Questa sollecitudine a salvaguardare la risorsa uomo di fronte al dilagare della crisi non è rimasta circoscritta all’ambito cattolico. Lo stesso presidente Obama si è giocato gran parte della propria credibilità sulla riforma del sistema sanitario americano, nell’ottica di allargare la platea dei soggetti fruitori della protezione sociale proprio in una fase di burrascosa crisi finanziaria. “La dignità della persona e le esigenze della giustizia” – richiama la stessa enciclica – rendono “moralmente inaccettabili le differenze di ricchezza” e prioritario il perseguimento di un lavoro accessibile e dignitoso per tutti, indispensabile anche per mantenere quel “patrimonio sociale” fatto da rispetto delle regole e convivenza civile (32).
Il Papa mette poi in risalto “il nesso diretto tra povertà e disoccupazione”, provocato dalla violazione della dignità del lavoro umano, sia in termini di limitazione delle possibilità lavorative, sia di riduzione al “diritto al giusto salario, alla sicurezza della persona del lavoratore e della sua famiglia” (63). Il concetto di lavoro “decente”, che Benedetto XVI ha mutuato dal messaggio di Giovanni Paolo II in occasione del 1° maggio del 2000, è in questo senso fondamentale. Significa “un lavoro scelto liberamente, che associ efficacemente i lavoratori, uomini e donne, allo sviluppo della loro comunità; un lavoro che, in questo modo, permetta ai lavoratori di essere rispettati al di fuori di ogni discriminazione; un lavoro che consenta di soddisfare le necessità delle famiglie e di scolarizzare i figli, senza che questi siano costretti essi stessi a lavorare; un lavoro che permetta ai lavoratori di organizzarsi liberamente e di far sentire la propria voce; un lavoro che metta realmente al pari e non consideri sola merce gli immigrati che “recano un contributo prezioso allo sviluppo economico del Paese”; un lavoro che lasci uno spazio sufficiente per ritrovare le proprie radici a livello personale, familiare e spirituale; un lavoro che assicuri ai lavoratori giunti alla pensione una condizione dignitosa”.

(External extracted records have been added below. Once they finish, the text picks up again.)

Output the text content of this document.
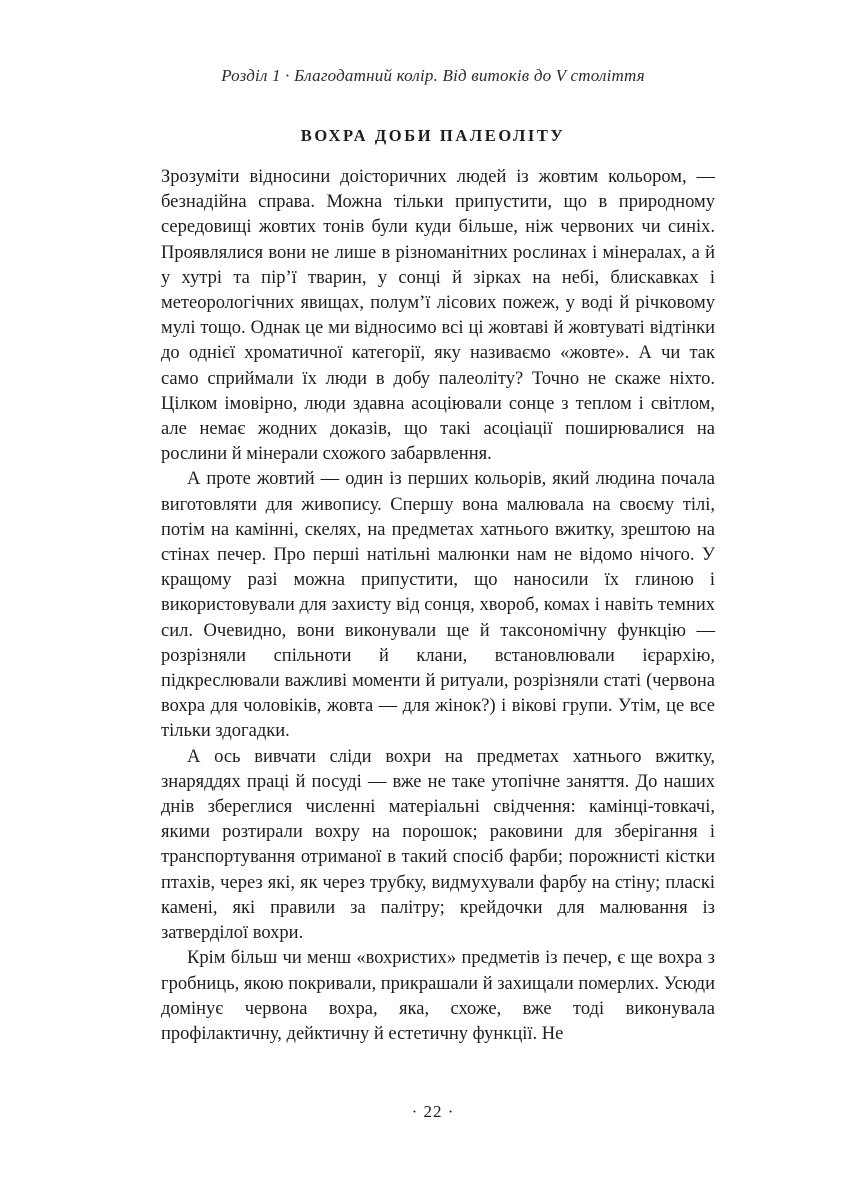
Розділ 1 · Благодатний колір. Від витоків до V століття
ВОХРА ДОБИ ПАЛЕОЛІТУ

Зрозуміти відносини доісторичних людей із жовтим кольором, — безнадійна справа. Можна тільки припустити, що в природному середовищі жовтих тонів були куди більше, ніж червоних чи синіх. Проявлялися вони не лише в різноманітних рослинах і мінералах, а й у хутрі та пір’ї тварин, у сонці й зірках на небі, блискавках і метеорологічних явищах, полум’ї лісових пожеж, у воді й річковому мулі тощо. Однак це ми відносимо всі ці жовтаві й жовтуваті відтінки до однієї хроматичної категорії, яку називаємо «жовте». А чи так само сприймали їх люди в добу палеоліту? Точно не скаже ніхто. Цілком імовірно, люди здавна асоціювали сонце з теплом і світлом, але немає жодних доказів, що такі асоціації поширювалися на рослини й мінерали схожого забарвлення.

А проте жовтий — один із перших кольорів, який людина почала виготовляти для живопису. Спершу вона малювала на своєму тілі, потім на камінні, скелях, на предметах хатнього вжитку, зрештою на стінах печер. Про перші натільні малюнки нам не відомо нічого. У кращому разі можна припустити, що наносили їх глиною і використовували для захисту від сонця, хвороб, комах і навіть темних сил. Очевидно, вони виконували ще й таксономічну функцію — розрізняли спільноти й клани, встановлювали ієрархію, підкреслювали важливі моменти й ритуали, розрізняли статі (червона вохра для чоловіків, жовта — для жінок?) і вікові групи. Утім, це все тільки здогадки.

А ось вивчати сліди вохри на предметах хатнього вжитку, знаряддях праці й посуді — вже не таке утопічне заняття. До наших днів збереглися численні матеріальні свідчення: камінці-товкачі, якими розтирали вохру на порошок; раковини для зберігання і транспортування отриманої в такий спосіб фарби; порожнисті кістки птахів, через які, як через трубку, видмухували фарбу на стіну; пласкі камені, які правили за палітру; крейдочки для малювання із затверділої вохри.

Крім більш чи менш «вохристих» предметів із печер, є ще вохра з гробниць, якою покривали, прикрашали й захищали померлих. Усюди домінує червона вохра, яка, схоже, вже тоді виконувала профілактичну, дейктичну й естетичну функції. Не

· 22 ·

Mi scuserete la lunga citazione. Ma si tratta di un “ordine del giorno” sempre attuale, che la Chiesa richiama con determinazione ed insistenza sin da quando Leone XIII, con la Rerum novarum del 1893, fondava il diritto alla “giusta mercede” su un universale senso di solidarietà cristiana che non ha perduto, neppure oggi, un carattere di urgenza e contingenza crescente. La missione della Chiesa, infatti, è quella di proclamare la “verità” in nome di Cristo (che è “carità” incarnata e rivelata dalla Resurrezione) anche negli ambiti sociali ed economici, in cui i cattolici devono entrare e da cui non devono rimanere estranei. Il Papa propone così il superamento della logica dei “due tempi”, che vede prima la produzione (affidata solo ad alcuni soggetti che “dominano” il mercato) e solo poi la redistribuzione della ricchezza; una logica sbagliata, perché quando giunge alla redistribuzione il più delle volte arriva tardi, alimentando il divario inaccettabile tra ricchi e poveri, tra sfruttato e fruttatore, tra chi ha fame e chi spreca. Di fronte alle troppe offese alla dignità delle persone, ogni redistribuzione è infatti tardiva perché la dignità perduta non può essere compensata.
Per questo, il momento di riflessione e confronto di oggi è tanto importante e denso di richiami ad un presente che deve vedere la collaborazione e la buona volontà dei soggetti sociali a riaffermare con decisione i valori del lavoro, della solidarietà e della verità.
Quell’amore (caritas) nella verità, in grado di trascinare il nostro mondo fuori dalle secche degli individualismi e della perdita di riferimenti.
Auguro a tutti un buon lavoro e passo volentieri la parola a monsignor Crepaldi, che terrà la relazione principale del convegno.